Herb Sandler agrees with his critics on one point: He and Marion, who were Golden West's co-chief executives for more than 40 years, couldn't have picked a better time to sell the company than when they closed their $24.3 billion deal with Wachovia in October 2006.
After years of double-digit increases, home prices began to crumble once Wachovia took over, and now the Charlotte-based bank is in such deep trouble that it has agreed to be sold to Wells Fargo for just $7 per share – nearly 90 percent below the company's stock price at the time of the Golden West takeover.
The Sandlers were the biggest winners in the Golden West sale, collecting Wachovia stock that was worth more than $2 billion when the deal closed.

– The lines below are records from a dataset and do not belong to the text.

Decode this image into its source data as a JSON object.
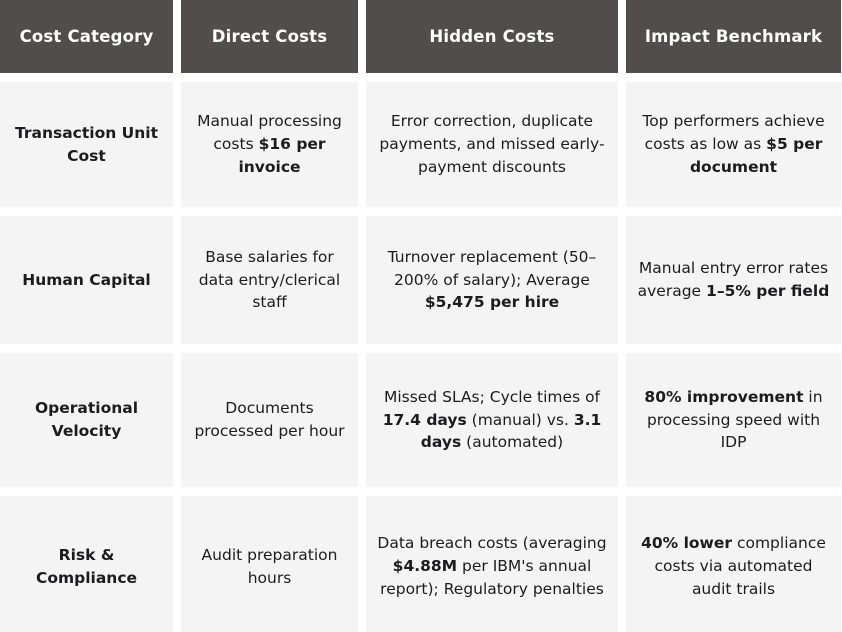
{
  "colors": {
    "header_bg": "#524d4d",
    "header_text": "#ffffff",
    "cell_bg": "#f4f4f4",
    "body_text": "#1c1c1e",
    "page_bg": "#ffffff"
  },
  "table": {
    "columns": [
      "Cost Category",
      "Direct Costs",
      "Hidden Costs",
      "Impact Benchmark"
    ],
    "rows": [
      {
        "category": "Transaction Unit Cost",
        "direct_costs": [
          {
            "t": "Manual processing costs "
          },
          {
            "t": "$16 per invoice",
            "b": true
          }
        ],
        "hidden_costs": [
          {
            "t": "Error correction, duplicate payments, and missed early-payment discounts"
          }
        ],
        "impact_benchmark": [
          {
            "t": "Top performers achieve costs as low as "
          },
          {
            "t": "$5 per document",
            "b": true
          }
        ]
      },
      {
        "category": "Human Capital",
        "direct_costs": [
          {
            "t": "Base salaries for data entry/clerical staff"
          }
        ],
        "hidden_costs": [
          {
            "t": "Turnover replacement (50–200% of salary); Average "
          },
          {
            "t": "$5,475 per hire",
            "b": true
          }
        ],
        "impact_benchmark": [
          {
            "t": "Manual entry error rates average "
          },
          {
            "t": "1–5% per field",
            "b": true
          }
        ]
      },
      {
        "category": "Operational Velocity",
        "direct_costs": [
          {
            "t": "Documents processed per hour"
          }
        ],
        "hidden_costs": [
          {
            "t": "Missed SLAs; Cycle times of "
          },
          {
            "t": "17.4 days",
            "b": true
          },
          {
            "t": " (manual) vs. "
          },
          {
            "t": "3.1 days",
            "b": true
          },
          {
            "t": " (automated)"
          }
        ],
        "impact_benchmark": [
          {
            "t": "80% improvement",
            "b": true
          },
          {
            "t": " in processing speed with IDP"
          }
        ]
      },
      {
        "category": "Risk & Compliance",
        "direct_costs": [
          {
            "t": "Audit preparation hours"
          }
        ],
        "hidden_costs": [
          {
            "t": "Data breach costs (averaging "
          },
          {
            "t": "$4.88M",
            "b": true
          },
          {
            "t": " per IBM's annual report); Regulatory penalties"
          }
        ],
        "impact_benchmark": [
          {
            "t": "40% lower",
            "b": true
          },
          {
            "t": " compliance costs via automated audit trails"
          }
        ]
      }
    ]
  }
}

Taking advantage of regulations passed in 1981, World Savings had thrived for decades by specializing in adjustable rate mortgages that gave borrowers the option to defer the interest due on their monthly payments. These so-called option-ARMs have been widely derided for driving up the amount that borrowers owed on their loans, ultimately saddling them with payments that they can't afford.
But Sandler contends the troubles cropping up in World's option-ARM, or “pick-a-pay,” portfolio haven't been severe enough to drag down Wachovia. The bank has charged off about $850 million of the $122 billion pick-a-pay portfolio so far, but the bank's management has indicated the losses could rise to $12 billion.
If Wells Fargo prevails in its effort to buy Wachovia, it intends to take a $32 billion hit on the pick-a-pay portfolio – an action that implies the loans, on average, are worth only 74 cents on the dollar.
Sandler contends the loss projections are grossly exaggerated and rely on improbable Depression-era assumptions about the U.S. economy. He doubts the losses on World's former mortgage portfolio will rise above $10 billion, largely because none of the loans were made to borrowers with shoddy, or “subprime,” credit records.
Sandler said World's pick-a-pay loans were made under the same qualifying standards that had been in effect during the previous 25 years when the savings and loan's losses were among the lowest in the industry and the Sandlers were consistently praised for their prudence.
“We had a great track record for 40 years,” Sandler said. “If this product was so dangerous, how could that be? There is something anomalous about that, isn't there?”